US Airways' Heathrow flights start March 29

US Airways announced yesterday that it would start flying March 29 between Philadelphia and London's Heathrow Airport, its first service to Europe's leading international connecting hub. The airline plans to also continue fights between...


US Airways announced yesterday that it would start flying March 29 between Philadelphia and London's Heathrow Airport, its first service to Europe's leading international connecting hub.

The airline plans to also continue fights between Philadelphia International Airport and London Gatwick Airport, the route it has had for a decade, spokesman Philip Gee said. US Airways will compete on the Heathrow route with British Airways, which flies twice-daily round-trips from Philadelphia.

Separately, US Airways said it had ordered seven more long-range Airbus 330 jets that will be capable of flying nonstop to Asia from Philadelphia. The jets are in addition to 92 Airbus jets it ordered last year. Five of the A330s will come direct from manufacturer Airbus S.A.S. and two from International Lease Finance Corp.

London's Heathrow Airport has been a highly sought-after, and controversial, facility for close to 20 years, with access from the United States limited to four airlines: British Airways P.L.C., Virgin Atlantic Airways Ltd., American Airlines and United Airlines. US Airways and other U.S. carriers gained the right to offer service to Heathrow with the signing of a new U.S.-British "open skies" agreement earlier this year.

Many business travelers prefer Heathrow to London's other airports because it is closer to the city's West End and because of the ample connections to other international flights. Other U.S. airlines previously announced plans to move flights from Gatwick to Heathrow.

The airline made the announcement about 10 days after it had complained that a lack of international gates in Philadelphia could force it to shelve plans for a new Beijing-Philadelphia route and possibly other European destinations. It contends that it does not have enough international gates at the airport since city officials allowed Delta Air Lines Inc. to move into Terminal A-East, which is used by both domestic and overseas carriers.
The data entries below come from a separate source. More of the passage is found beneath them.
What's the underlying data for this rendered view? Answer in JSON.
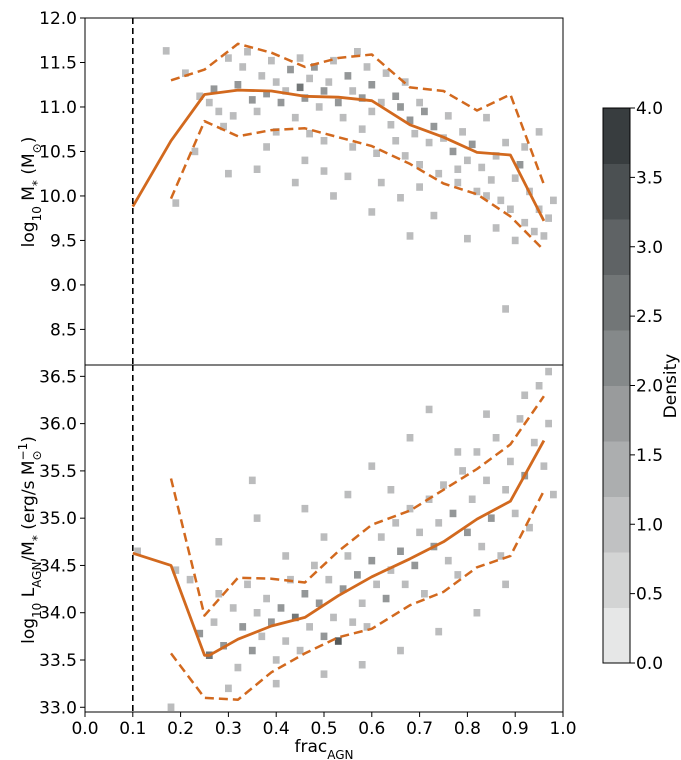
{
  "colors": {
    "median": "#d2691e",
    "threshold": "#000000",
    "frame": "#000000"
  },
  "chart_data": [
    {
      "type": "heatmap",
      "panel": "top",
      "xlabel": "frac_AGN",
      "ylabel_parts": {
        "prefix": "log",
        "sub": "10",
        "main": " M",
        "sub2": "*",
        "unit": " (M",
        "unitsub": "⊙",
        "close": ")"
      },
      "xlim": [
        0.0,
        1.0
      ],
      "ylim": [
        8.1,
        12.0
      ],
      "yticks": [
        8.5,
        9.0,
        9.5,
        10.0,
        10.5,
        11.0,
        11.5,
        12.0
      ],
      "ytick_labels": [
        "8.5",
        "9.0",
        "9.5",
        "10.0",
        "10.5",
        "11.0",
        "11.5",
        "12.0"
      ],
      "vline_x": 0.1,
      "median": {
        "x": [
          0.1,
          0.18,
          0.25,
          0.32,
          0.39,
          0.46,
          0.53,
          0.6,
          0.68,
          0.75,
          0.82,
          0.89,
          0.96
        ],
        "y": [
          9.88,
          10.62,
          11.14,
          11.19,
          11.18,
          11.12,
          11.11,
          11.07,
          10.8,
          10.66,
          10.49,
          10.46,
          9.72
        ]
      },
      "upper": {
        "x": [
          0.18,
          0.25,
          0.32,
          0.39,
          0.46,
          0.53,
          0.6,
          0.68,
          0.75,
          0.82,
          0.89,
          0.96
        ],
        "y": [
          11.3,
          11.42,
          11.71,
          11.61,
          11.45,
          11.55,
          11.59,
          11.22,
          11.18,
          10.96,
          11.14,
          10.13
        ]
      },
      "lower": {
        "x": [
          0.18,
          0.25,
          0.32,
          0.39,
          0.46,
          0.53,
          0.6,
          0.68,
          0.75,
          0.82,
          0.89,
          0.96
        ],
        "y": [
          9.97,
          10.84,
          10.67,
          10.74,
          10.76,
          10.66,
          10.56,
          10.36,
          10.14,
          10.02,
          9.77,
          9.39
        ]
      },
      "cells": [
        [
          0.17,
          11.63,
          1
        ],
        [
          0.21,
          11.38,
          1
        ],
        [
          0.24,
          11.12,
          1
        ],
        [
          0.27,
          11.2,
          2
        ],
        [
          0.28,
          10.95,
          1
        ],
        [
          0.29,
          10.78,
          1
        ],
        [
          0.3,
          11.55,
          1
        ],
        [
          0.31,
          10.9,
          1
        ],
        [
          0.32,
          11.25,
          2
        ],
        [
          0.33,
          11.45,
          1
        ],
        [
          0.34,
          11.62,
          1
        ],
        [
          0.35,
          11.08,
          2
        ],
        [
          0.36,
          10.95,
          1
        ],
        [
          0.37,
          11.35,
          1
        ],
        [
          0.38,
          11.15,
          2
        ],
        [
          0.39,
          11.52,
          1
        ],
        [
          0.4,
          10.72,
          1
        ],
        [
          0.4,
          11.28,
          1
        ],
        [
          0.41,
          11.05,
          2
        ],
        [
          0.42,
          11.18,
          1
        ],
        [
          0.43,
          11.42,
          2
        ],
        [
          0.44,
          10.88,
          1
        ],
        [
          0.45,
          11.22,
          3
        ],
        [
          0.45,
          11.55,
          1
        ],
        [
          0.46,
          11.1,
          2
        ],
        [
          0.47,
          10.7,
          1
        ],
        [
          0.47,
          11.32,
          1
        ],
        [
          0.48,
          11.45,
          2
        ],
        [
          0.49,
          11.0,
          1
        ],
        [
          0.5,
          11.18,
          2
        ],
        [
          0.5,
          10.62,
          1
        ],
        [
          0.51,
          11.28,
          1
        ],
        [
          0.52,
          11.52,
          1
        ],
        [
          0.53,
          11.05,
          2
        ],
        [
          0.54,
          10.88,
          1
        ],
        [
          0.55,
          11.35,
          2
        ],
        [
          0.56,
          11.18,
          1
        ],
        [
          0.56,
          10.55,
          1
        ],
        [
          0.57,
          11.62,
          1
        ],
        [
          0.58,
          11.1,
          2
        ],
        [
          0.58,
          10.75,
          1
        ],
        [
          0.59,
          11.45,
          1
        ],
        [
          0.6,
          10.95,
          1
        ],
        [
          0.6,
          11.25,
          2
        ],
        [
          0.61,
          10.48,
          1
        ],
        [
          0.62,
          11.05,
          1
        ],
        [
          0.63,
          11.38,
          1
        ],
        [
          0.64,
          10.8,
          1
        ],
        [
          0.65,
          11.12,
          2
        ],
        [
          0.65,
          10.62,
          1
        ],
        [
          0.66,
          11.0,
          2
        ],
        [
          0.67,
          10.45,
          1
        ],
        [
          0.67,
          11.28,
          1
        ],
        [
          0.68,
          10.85,
          2
        ],
        [
          0.69,
          10.7,
          1
        ],
        [
          0.7,
          11.05,
          1
        ],
        [
          0.7,
          10.35,
          1
        ],
        [
          0.71,
          10.95,
          2
        ],
        [
          0.72,
          10.6,
          1
        ],
        [
          0.73,
          10.78,
          2
        ],
        [
          0.74,
          10.25,
          1
        ],
        [
          0.75,
          10.65,
          1
        ],
        [
          0.76,
          10.9,
          1
        ],
        [
          0.77,
          10.5,
          2
        ],
        [
          0.78,
          10.15,
          1
        ],
        [
          0.79,
          10.72,
          1
        ],
        [
          0.8,
          10.4,
          1
        ],
        [
          0.81,
          10.58,
          2
        ],
        [
          0.82,
          10.05,
          1
        ],
        [
          0.83,
          10.32,
          1
        ],
        [
          0.84,
          10.88,
          1
        ],
        [
          0.85,
          10.18,
          1
        ],
        [
          0.86,
          10.45,
          1
        ],
        [
          0.87,
          9.95,
          1
        ],
        [
          0.88,
          10.6,
          1
        ],
        [
          0.89,
          9.85,
          1
        ],
        [
          0.9,
          10.2,
          1
        ],
        [
          0.91,
          10.35,
          2
        ],
        [
          0.92,
          9.7,
          1
        ],
        [
          0.93,
          10.05,
          1
        ],
        [
          0.94,
          9.6,
          1
        ],
        [
          0.95,
          9.85,
          1
        ],
        [
          0.96,
          9.55,
          1
        ],
        [
          0.97,
          9.75,
          1
        ],
        [
          0.98,
          9.95,
          1
        ],
        [
          0.88,
          8.73,
          1
        ],
        [
          0.19,
          9.92,
          1
        ],
        [
          0.23,
          10.5,
          1
        ],
        [
          0.26,
          11.05,
          1
        ],
        [
          0.36,
          10.3,
          1
        ],
        [
          0.44,
          10.15,
          1
        ],
        [
          0.52,
          10.0,
          1
        ],
        [
          0.6,
          9.82,
          1
        ],
        [
          0.66,
          9.98,
          1
        ],
        [
          0.73,
          9.78,
          1
        ],
        [
          0.8,
          9.52,
          1
        ],
        [
          0.86,
          9.64,
          1
        ],
        [
          0.9,
          9.5,
          1
        ],
        [
          0.3,
          10.25,
          1
        ],
        [
          0.55,
          10.22,
          1
        ],
        [
          0.62,
          10.15,
          1
        ],
        [
          0.7,
          10.1,
          1
        ],
        [
          0.78,
          10.3,
          1
        ],
        [
          0.84,
          10.0,
          1
        ],
        [
          0.92,
          10.55,
          1
        ],
        [
          0.95,
          10.72,
          1
        ],
        [
          0.38,
          10.55,
          1
        ],
        [
          0.46,
          10.4,
          1
        ],
        [
          0.5,
          10.28,
          1
        ],
        [
          0.68,
          9.55,
          1
        ]
      ]
    },
    {
      "type": "heatmap",
      "panel": "bottom",
      "xlabel": "frac_AGN",
      "xlabel_parts": {
        "main": "frac",
        "sub": "AGN"
      },
      "ylabel_parts": {
        "prefix": "log",
        "sub": "10",
        "main": " L",
        "sub2": "AGN",
        "mid": "/M",
        "sub3": "*",
        "unit": " (erg/s M",
        "unitsub": "⊙",
        "unitsup": "−1",
        "close": ")"
      },
      "xlim": [
        0.0,
        1.0
      ],
      "ylim": [
        32.95,
        36.62
      ],
      "xticks": [
        0.0,
        0.1,
        0.2,
        0.3,
        0.4,
        0.5,
        0.6,
        0.7,
        0.8,
        0.9,
        1.0
      ],
      "xtick_labels": [
        "0.0",
        "0.1",
        "0.2",
        "0.3",
        "0.4",
        "0.5",
        "0.6",
        "0.7",
        "0.8",
        "0.9",
        "1.0"
      ],
      "yticks": [
        33.0,
        33.5,
        34.0,
        34.5,
        35.0,
        35.5,
        36.0,
        36.5
      ],
      "ytick_labels": [
        "33.0",
        "33.5",
        "34.0",
        "34.5",
        "35.0",
        "35.5",
        "36.0",
        "36.5"
      ],
      "vline_x": 0.1,
      "median": {
        "x": [
          0.1,
          0.18,
          0.25,
          0.26,
          0.32,
          0.39,
          0.46,
          0.53,
          0.6,
          0.68,
          0.75,
          0.82,
          0.89,
          0.96
        ],
        "y": [
          34.63,
          34.5,
          33.55,
          33.55,
          33.72,
          33.86,
          33.95,
          34.18,
          34.38,
          34.57,
          34.75,
          34.99,
          35.18,
          35.82
        ]
      },
      "upper": {
        "x": [
          0.18,
          0.25,
          0.32,
          0.39,
          0.46,
          0.53,
          0.6,
          0.68,
          0.75,
          0.82,
          0.89,
          0.96
        ],
        "y": [
          35.42,
          33.97,
          34.37,
          34.36,
          34.32,
          34.65,
          34.93,
          35.08,
          35.3,
          35.52,
          35.78,
          36.29
        ]
      },
      "lower": {
        "x": [
          0.18,
          0.25,
          0.32,
          0.39,
          0.46,
          0.53,
          0.6,
          0.68,
          0.75,
          0.82,
          0.89,
          0.96
        ],
        "y": [
          33.57,
          33.1,
          33.08,
          33.37,
          33.57,
          33.74,
          33.83,
          34.08,
          34.22,
          34.48,
          34.6,
          35.29
        ]
      },
      "cells": [
        [
          0.11,
          34.65,
          1
        ],
        [
          0.19,
          34.45,
          1
        ],
        [
          0.24,
          33.78,
          2
        ],
        [
          0.26,
          33.55,
          3
        ],
        [
          0.27,
          33.9,
          1
        ],
        [
          0.28,
          34.2,
          1
        ],
        [
          0.29,
          33.65,
          2
        ],
        [
          0.31,
          34.05,
          1
        ],
        [
          0.32,
          33.42,
          1
        ],
        [
          0.33,
          33.85,
          2
        ],
        [
          0.34,
          34.3,
          1
        ],
        [
          0.35,
          33.6,
          2
        ],
        [
          0.36,
          34.0,
          1
        ],
        [
          0.37,
          33.75,
          1
        ],
        [
          0.38,
          34.15,
          1
        ],
        [
          0.39,
          33.9,
          2
        ],
        [
          0.4,
          33.5,
          1
        ],
        [
          0.41,
          34.05,
          2
        ],
        [
          0.42,
          33.7,
          1
        ],
        [
          0.43,
          34.35,
          1
        ],
        [
          0.44,
          33.95,
          3
        ],
        [
          0.45,
          33.6,
          1
        ],
        [
          0.46,
          34.2,
          2
        ],
        [
          0.47,
          33.85,
          1
        ],
        [
          0.48,
          34.5,
          1
        ],
        [
          0.49,
          34.1,
          2
        ],
        [
          0.5,
          33.75,
          2
        ],
        [
          0.51,
          34.35,
          1
        ],
        [
          0.52,
          33.95,
          1
        ],
        [
          0.53,
          33.7,
          4
        ],
        [
          0.54,
          34.25,
          2
        ],
        [
          0.55,
          34.6,
          1
        ],
        [
          0.56,
          33.9,
          1
        ],
        [
          0.57,
          34.4,
          2
        ],
        [
          0.58,
          34.1,
          1
        ],
        [
          0.59,
          33.85,
          1
        ],
        [
          0.6,
          34.55,
          2
        ],
        [
          0.61,
          34.3,
          1
        ],
        [
          0.62,
          34.8,
          1
        ],
        [
          0.63,
          34.15,
          2
        ],
        [
          0.64,
          34.45,
          1
        ],
        [
          0.65,
          34.95,
          1
        ],
        [
          0.66,
          34.65,
          2
        ],
        [
          0.67,
          34.3,
          1
        ],
        [
          0.68,
          35.1,
          1
        ],
        [
          0.69,
          34.5,
          2
        ],
        [
          0.7,
          34.85,
          1
        ],
        [
          0.71,
          34.2,
          1
        ],
        [
          0.72,
          35.2,
          1
        ],
        [
          0.73,
          34.7,
          2
        ],
        [
          0.74,
          34.95,
          1
        ],
        [
          0.75,
          35.35,
          1
        ],
        [
          0.76,
          34.55,
          1
        ],
        [
          0.77,
          35.05,
          2
        ],
        [
          0.78,
          34.4,
          1
        ],
        [
          0.79,
          35.5,
          1
        ],
        [
          0.8,
          34.85,
          2
        ],
        [
          0.81,
          35.2,
          1
        ],
        [
          0.82,
          35.7,
          1
        ],
        [
          0.83,
          34.7,
          1
        ],
        [
          0.84,
          35.4,
          1
        ],
        [
          0.85,
          35.0,
          2
        ],
        [
          0.86,
          35.85,
          1
        ],
        [
          0.87,
          34.6,
          1
        ],
        [
          0.88,
          35.3,
          1
        ],
        [
          0.89,
          35.6,
          1
        ],
        [
          0.9,
          35.05,
          1
        ],
        [
          0.91,
          36.05,
          1
        ],
        [
          0.92,
          35.45,
          2
        ],
        [
          0.93,
          34.9,
          1
        ],
        [
          0.94,
          35.8,
          1
        ],
        [
          0.95,
          36.4,
          1
        ],
        [
          0.96,
          35.55,
          1
        ],
        [
          0.97,
          36.0,
          1
        ],
        [
          0.98,
          35.25,
          1
        ],
        [
          0.97,
          36.55,
          1
        ],
        [
          0.92,
          36.3,
          1
        ],
        [
          0.72,
          36.15,
          1
        ],
        [
          0.68,
          35.85,
          1
        ],
        [
          0.6,
          35.55,
          1
        ],
        [
          0.55,
          35.25,
          1
        ],
        [
          0.46,
          35.1,
          1
        ],
        [
          0.36,
          35.0,
          1
        ],
        [
          0.35,
          35.4,
          1
        ],
        [
          0.28,
          34.75,
          1
        ],
        [
          0.22,
          34.35,
          1
        ],
        [
          0.3,
          33.2,
          1
        ],
        [
          0.4,
          33.25,
          1
        ],
        [
          0.5,
          33.35,
          1
        ],
        [
          0.58,
          33.45,
          1
        ],
        [
          0.66,
          33.6,
          1
        ],
        [
          0.74,
          33.8,
          1
        ],
        [
          0.82,
          34.0,
          1
        ],
        [
          0.88,
          34.3,
          1
        ],
        [
          0.18,
          33.0,
          1
        ],
        [
          0.64,
          35.3,
          1
        ],
        [
          0.78,
          35.7,
          1
        ],
        [
          0.84,
          36.1,
          1
        ],
        [
          0.5,
          34.8,
          1
        ],
        [
          0.42,
          34.6,
          1
        ]
      ]
    }
  ],
  "colorbar": {
    "label": "Density",
    "min": 0.0,
    "max": 4.0,
    "ticks": [
      0.0,
      0.5,
      1.0,
      1.5,
      2.0,
      2.5,
      3.0,
      3.5,
      4.0
    ],
    "tick_labels": [
      "0.0",
      "0.5",
      "1.0",
      "1.5",
      "2.0",
      "2.5",
      "3.0",
      "3.5",
      "4.0"
    ],
    "levels": 10,
    "color_low": "#f0f0f0",
    "color_high": "#2e3436"
  }
}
The threat irked some local officials and infuriated Sen. Arlen Specter (R., Pa.), who had lobbied on the airline's behalf for the China routes.

It was unclear how US Airways intended to fit the additional London flight into the gate configuration it already has portrayed as strained.

US Airways Group Inc. president Scott Kirby, in a statement, said the airline had not made any additional decisions about other international service out of Philadelphia.

Last week, US Airways said it would honor a request by Mayor-elect Michael Nutter to hold off on a decision about the China route until Nutter had a chance to study the issue and talk to airport officials. Last summer, US Airways had access to 17 international gates in Terminals A-East and A-West and operated 20 daily flights to Europe.

Philadelphia has had Heathrow flights by U.S. airlines twice in the past: From the 1960s to the early 1990s by Trans World Airlines, and for less than 12 months in 1994 and 1995 by American Airlines. After starting the service with great fanfare, American abruptly quit the route when it signed a marketing and service agreement with British Airways.

US Airways' Philadelphia-London Heathrow service would likely be the last one of the day to Europe from Philadelphia. The flight is to depart Philadelphia at 10:45 p.m., arriving at 11:05 a.m. the next day. Returning, it is scheduled to leave Heathrow at 12:50 p.m. and arrive in Philadelphia at 4 p.m.